Quand on l’interroge, Cécile Langlois est très claire à ce sujet, la présence de sa maison d’édition au Salon du livre se fait à perte. Mais là n’est pas la question. S’assurer une place parmi les 45 000 mètres carrés de l’espace Pégase, c’est pour elle le moyen de se faire des contacts. Rencontrer de potentiels nouveaux auteurs, d’autres éditeurs et bien évidemment des clients.
« Les gens qui viennent nous voir connaissent souvent déjà l’édition, mais d’autres passent aussi par hasard. A nous ensuite de les attirer et de leur présenter ce que l’on fait ».

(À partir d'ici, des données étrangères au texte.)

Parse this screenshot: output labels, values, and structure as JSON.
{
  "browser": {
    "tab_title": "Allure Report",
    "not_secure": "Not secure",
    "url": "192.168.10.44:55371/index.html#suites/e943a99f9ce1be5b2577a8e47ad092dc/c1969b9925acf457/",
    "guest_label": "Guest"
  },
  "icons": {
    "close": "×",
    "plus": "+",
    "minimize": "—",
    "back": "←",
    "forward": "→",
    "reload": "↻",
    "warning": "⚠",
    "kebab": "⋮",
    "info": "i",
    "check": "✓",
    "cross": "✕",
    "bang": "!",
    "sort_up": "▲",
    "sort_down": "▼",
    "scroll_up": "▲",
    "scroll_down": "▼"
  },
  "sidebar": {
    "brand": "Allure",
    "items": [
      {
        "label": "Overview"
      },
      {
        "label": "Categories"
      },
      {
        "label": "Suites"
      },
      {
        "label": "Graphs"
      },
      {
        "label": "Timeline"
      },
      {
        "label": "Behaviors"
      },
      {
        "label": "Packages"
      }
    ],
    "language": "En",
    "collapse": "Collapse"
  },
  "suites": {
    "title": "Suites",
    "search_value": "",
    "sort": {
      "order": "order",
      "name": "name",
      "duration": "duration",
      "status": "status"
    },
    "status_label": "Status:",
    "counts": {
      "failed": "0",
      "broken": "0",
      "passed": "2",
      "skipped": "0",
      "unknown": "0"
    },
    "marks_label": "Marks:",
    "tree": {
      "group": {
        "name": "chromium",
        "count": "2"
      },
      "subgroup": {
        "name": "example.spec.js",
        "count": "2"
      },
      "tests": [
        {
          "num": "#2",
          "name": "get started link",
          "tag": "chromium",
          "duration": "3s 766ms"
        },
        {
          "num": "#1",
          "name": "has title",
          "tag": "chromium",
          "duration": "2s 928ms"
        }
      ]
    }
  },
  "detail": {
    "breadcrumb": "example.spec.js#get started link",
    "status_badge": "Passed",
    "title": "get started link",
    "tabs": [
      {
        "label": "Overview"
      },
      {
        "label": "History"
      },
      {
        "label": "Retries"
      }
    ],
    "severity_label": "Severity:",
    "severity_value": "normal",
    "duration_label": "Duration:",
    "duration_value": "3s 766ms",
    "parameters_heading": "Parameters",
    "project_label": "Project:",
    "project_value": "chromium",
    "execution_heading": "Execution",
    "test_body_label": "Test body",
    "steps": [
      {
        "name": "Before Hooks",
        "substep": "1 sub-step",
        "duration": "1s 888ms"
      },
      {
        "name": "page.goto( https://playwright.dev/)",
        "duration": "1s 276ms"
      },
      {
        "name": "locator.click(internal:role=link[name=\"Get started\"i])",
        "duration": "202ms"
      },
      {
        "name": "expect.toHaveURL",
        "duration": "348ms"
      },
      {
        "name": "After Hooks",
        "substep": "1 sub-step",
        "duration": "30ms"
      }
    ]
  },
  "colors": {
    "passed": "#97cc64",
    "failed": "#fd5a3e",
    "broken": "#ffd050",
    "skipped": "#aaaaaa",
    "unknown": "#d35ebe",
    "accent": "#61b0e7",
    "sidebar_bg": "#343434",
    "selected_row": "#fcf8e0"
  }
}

Communiquer donc, et ne pas hésiter à racoler.
Un investissement qui se traduit physiquement, puisque Cécile et son équipe passent une bonne partie du salon à appâter le chaland. En même temps, l’occasion est trop belle puisqu’ils sont des milliers à arpenter chaque jour les dizaines d’allées qui parsèment la gigantesque halle. De la bande dessinée au roman en passant par les livres spécialisées, tous les genres sont représentés.
Cette stratégie de communication semble pourtant en énerver certains. Pierre, la soixantaine, est un habitué de la manifestation. Faire connaitre son travail et ses auteurs, il est pour, mais pas à n’importe quel prix:
« La dernière fois, on m’a presque bloqué le passage parce que l’on voulait absolument me présenter un auteur! Je ne pouvais pas passer. Je peux vous dire que cela ne m’a pas du tout donné envie de me rendre sur le stand de l’éditeur… Il faut savoir être dans la mesure ».
Cette année la fréquentation du salon a diminué de 15% par rapport à l’année dernière. Malgré cela, l’évènement littéraire reste pour un grand nombre de petits éditeurs une occasion unique pour communiquer. D’ailleurs Cécile Langlois sait déjà qu’elle sera de nouveau là l’an prochain.